Research Projects

Unraveling adaptive strategies to living by the sea during the early-middle Holocene through the study of resource utilization in the Carmel coast settlements

Israel Science Foundation funded project

  • Isaac Ogloblin (Ph.D. student, co-supervised with E. Galili): Neolithic submerged settlements along the Carmel coast, looking into materials collected during underwater survey (mud bricks, pottery, deposits associated with combustion features) to understand technological choices and subsistence practices. Sites explored: Atlit Yam (Pre-Pottery Neolithic C), Neve Yam (Pottery Neolithic Wadi Rabah), Tel Hreiz (Pottery Neolithic Wadi Rabah).

  • Roey Nickelsberg (Ph.D. student, co-supervised with A. Yasur-Landau): Adaptation of coastal settlements in the Dor-Habonim area to the Carmel coast, including coastal and underwater excavations, and a focus on the procurement strategies of coastal societies through pottery. Sites explored: Dor South (Early Bronze Age I), Habonim North (Yarmoukian).

Reconstructing Bronze Age maritime networks: A new provenance study of stone anchors from Israel and Cyprus

Honor Frost Foundation funded project (PIs: A. Yasur-Landau, R. Shahack-Gross; in collaboration with S. Manning and C. Fulton)

  • Sara Macke (M.A. student, co-supervised with A. Yasur-Landau): Development of a new method to identify sources of Bronze Age anchors made of carbonate rocks found along the Carmel coast and Cyprus. Includes analysis of reference coastal rocks as well as Brnze Age stone anchors from various sites along the Carmel coast.

Geoarchaeology at the Middle Paleolithic sites of Nesher Ramla and Tinshemet Cave, Israel: Stratigraphy, depositional-post depositional processes and inferences about human behavior and use of space

Collaboration project (PI: Y. Zaidner; The Middle Paleolithic in the Levant)

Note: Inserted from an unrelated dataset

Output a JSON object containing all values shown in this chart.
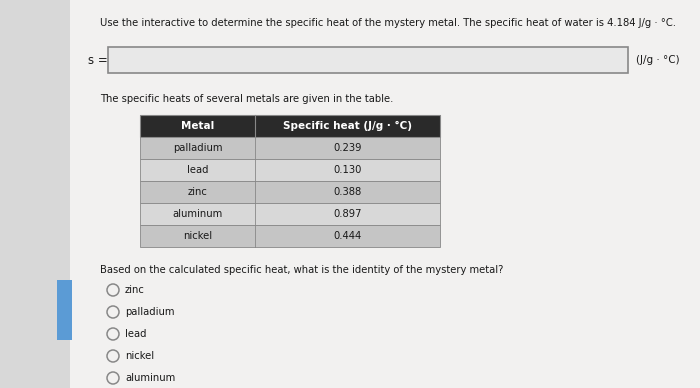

  • Alyssa Pietraszek (Ph.D. student, co-supervised with Y. Zaidner): A geoarchaeological study of the stratigraphy and deposits at Tinshemet Cave and Nesher Ramla, including spatial micro-remain quantifications, micromorphology and a study of ochre to explore a possible symbolic relationship between use of fire, ochre and human burials.

The Early Bronze Age in Tel Arad, Israel: a multidisciplinary study of chronology and subsistence economy

  • Zach Dunseth (Post-doctoral fellow, co-supervised with I. Finkelstein, TAU).

Bone taphonomy and preservation in the Geometric Kebaran site of Neve David

  • Mason Seymore (MA student, co-supervised with R. Yeshurun, UH).

Pottery from a trash accumulation at the Middle Bronze palace at Tel Kabri

  • Silvana Kreines (MA student, co-supervised with A. Yasur-Landau, UH).